Macron was headed to Rome and the Vatican for a pre-planned visit and his spokesman had left the prospect of meeting Meloni open.
He will meet Meloni in the centre of Rome rather than the prime minister’s official residence, a French source told AFP.
Her government has already been rocked by tensions within Meloni’s coalition, which includes Matteo Salvini’s far-right League party and former premier Silvio Berlusconi’s right-wing Forza Italia.
Meloni was forced this week to repeat her unwavering support for Ukraine and Western sanctions against Russia after Berlusconi was recorded defending President Vladimir Putin.
The prospect of a Eurosceptic, populist government taking the helm of the eurozone’s third largest economy has already sparked concern among Italy’s allies, particularly in the European Union.
Georgia Meloni held private talks with outgoing premier Mario Draghi
European Commission President Ursula von der Leyen said on Saturday she had a “good first call” with Meloni, saying she looked forward to “constructive cooperation”.
Chancellor Olaf Scholz of Germany said he wanted to keep “working closely together with Italy in EU, NATO and G7” – a sentiment Meloni reflected in responses to congratulatory messages on Twitter.
- Reassuring ministers -
Meloni and her 24 ministers were sworn in on Saturday before President Sergio Mattarella and she declared her intention to get “straight to work”.
On Sunday Meloni joined outgoing prime minister Draghi, a former European Central Bank chief who took over in February 2021, for a formal handover of power.
They held private talks for almost 90 minutes before a smiling Draghi symbolically handed to Meloni a small bell used in cabinet debates, which she, grinning, rang a few times for the television cameras.
As a teenage activist, Meloni praised late dictator Benito Mussolini, but insists fascism is history and has transformed her party from a marginal group of radicals to a national force.
Brothers of Italy won just four percent of the vote in 2018 elections, but secured a 26 percent in the September 25 poll.
During 18 months as the only real opposition to Draghi’s national unity government, Meloni swept up disillusioned voters, presenting herself as a straight-talking defender of traditional values and Italy’s national interests.
But her ministerial experience is limited to three years as youth minister under Berlusconi’s 2008-2011 government, while her party has never held power.
In an attempt to reassure investors that Italy’s debt-laden economy was safe in her hands, Meloni has appointed Giancarlo Giorgetti as economy minister.
Giorgetti, who served as minister of economic development under Draghi, is considered one of the more moderate, pro-Europe members of Salvini’s League.
Meloni presents herself as a straight-talking "Christian mother" and defender of traditional values
Draghi’s energy minister, Roberto Cingolani, will stay on as government advisor as Italy tries to wean itself off Russian gas, reports said.
- Coalition tensions -
Meloni’s party no longer wants Italy to leave the EU’s single currency but remains strongly Eurosceptic, as is the League, which won nine percent in the elections.

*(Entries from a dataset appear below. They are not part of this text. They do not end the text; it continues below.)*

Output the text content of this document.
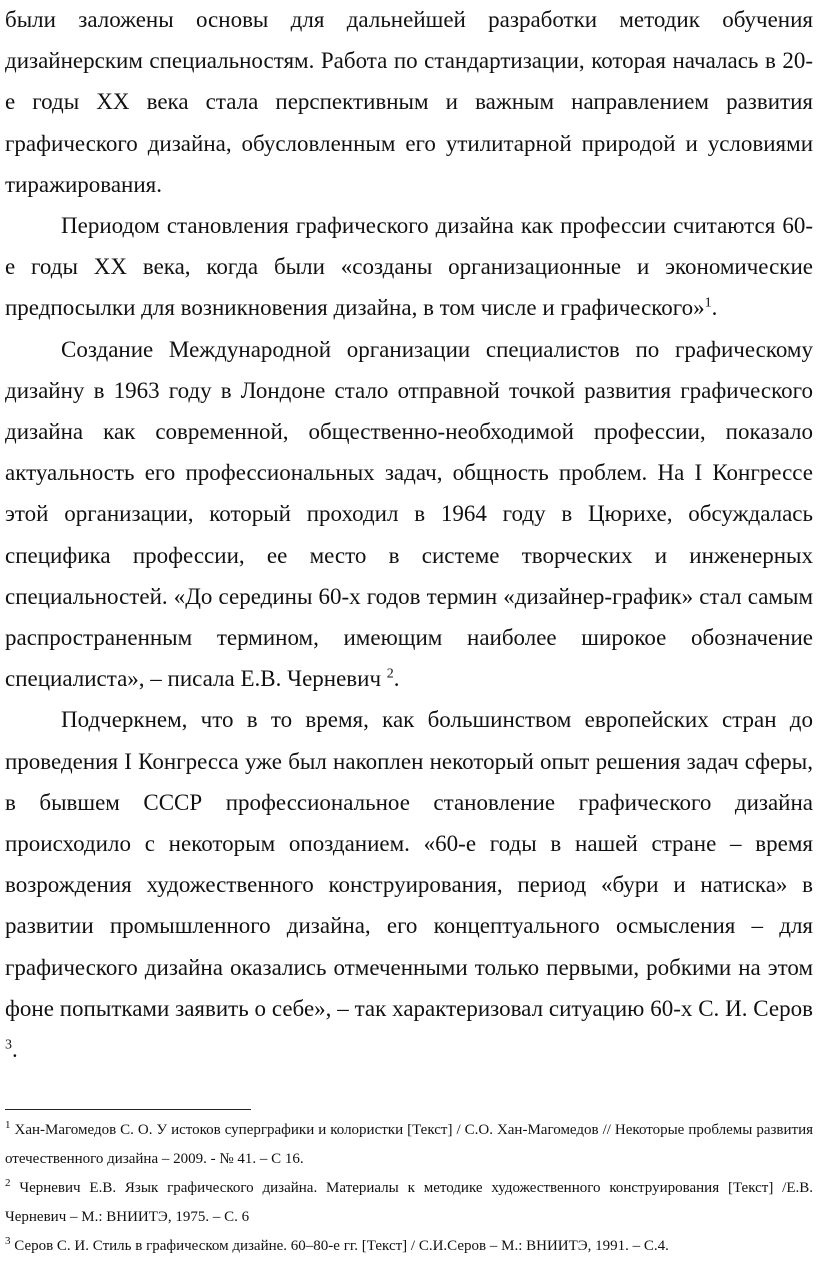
были заложены основы для дальнейшей разработки методик обучения дизайнерским специальностям. Работа по стандартизации, которая началась в 20-е годы XX века стала перспективным и важным направлением развития графического дизайна, обусловленным его утилитарной природой и условиями тиражирования.

Периодом становления графического дизайна как профессии считаются 60-е годы XX века, когда были «созданы организационные и экономические предпосылки для возникновения дизайна, в том числе и графического»$^1$.

Создание Международной организации специалистов по графическому дизайну в 1963 году в Лондоне стало отправной точкой развития графического дизайна как современной, общественно-необходимой профессии, показало актуальность его профессиональных задач, общность проблем. На I Конгрессе этой организации, который проходил в 1964 году в Цюрихе, обсуждалась специфика профессии, ее место в системе творческих и инженерных специальностей. «До середины 60-х годов термин «дизайнер-график» стал самым распространенным термином, имеющим наиболее широкое обозначение специалиста», – писала Е.В. Черневич $^2$.

Подчеркнем, что в то время, как большинством европейских стран до проведения I Конгресса уже был накоплен некоторый опыт решения задач сферы, в бывшем СССР профессиональное становление графического дизайна происходило с некоторым опозданием. «60-е годы в нашей стране – время возрождения художественного конструирования, период «бури и натиска» в развитии промышленного дизайна, его концептуального осмысления – для графического дизайна оказались отмеченными только первыми, робкими на этом фоне попытками заявить о себе», – так характеризовал ситуацию 60-х С. И. Серов $^3$.

$^1$ Хан-Магомедов С. О. У истоков суперграфики и колористки [Текст] / С.О. Хан-Магомедов // Некоторые проблемы развития отечественного дизайна – 2009. - № 41. – С 16.

$^2$ Черневич Е.В. Язык графического дизайна. Материалы к методике художественного конструирования [Текст] /Е.В. Черневич – М.: ВНИИТЭ, 1975. – С. 6

$^3$ Серов С. И. Стиль в графическом дизайне. 60–80-е гг. [Текст] / С.И.Серов – М.: ВНИИТЭ, 1991. – С.4.
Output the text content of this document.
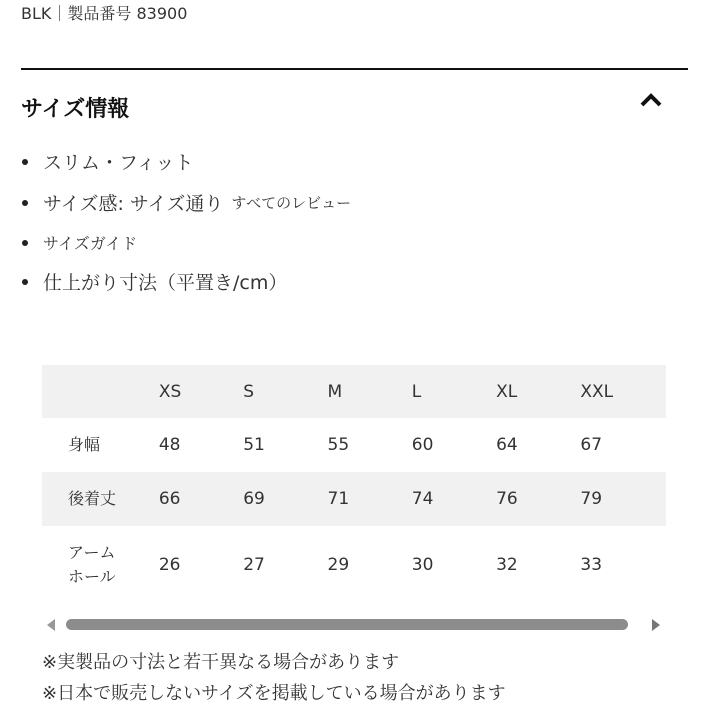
BLK｜製品番号 83900
サイズ情報
スリム・フィット
サイズ感: サイズ通り すべてのレビュー
サイズガイド
仕上がり寸法（平置き/cm）
	XS	S	M	L	XL	XXL
身幅	48	51	55	60	64	67
後着丈	66	69	71	74	76	79

アーム
ホール	26	27	29	30	32	33
※実製品の寸法と若干異なる場合があります
※日本で販売しないサイズを掲載している場合があります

However, she named committed European Antonio Tajani, a former president of the European Parliament who co-founded Forza Italia with Berlusconi, as foreign minister and deputy prime minister.
Salvini will serve as deputy prime minister and minister of infrastructure and transport.
Like Berlusconi, Salvini is a long-time fan of Putin and has criticised Western sanctions imposed on Russia over its invasion of Ukraine.
On Saturday Meloni again affirmed her desire to work with NATO, which she described as “more than a military alliance: a bulwark of common values we’ll never stop standing for”.
NATO chief Jens Stoltenberg and US President Joe Biden sent their congratulations, as did Ukrainian leader Volodymyr Zelensky.
The tensions with her allies reinforce doubts as to how long she can keep her coalition together, in a country that has had almost 70 governments since 1946.
Pope Francis noted the start of the new government in his weekly Angelus Sunday, offering his prayers for “unity and peace in Italy”.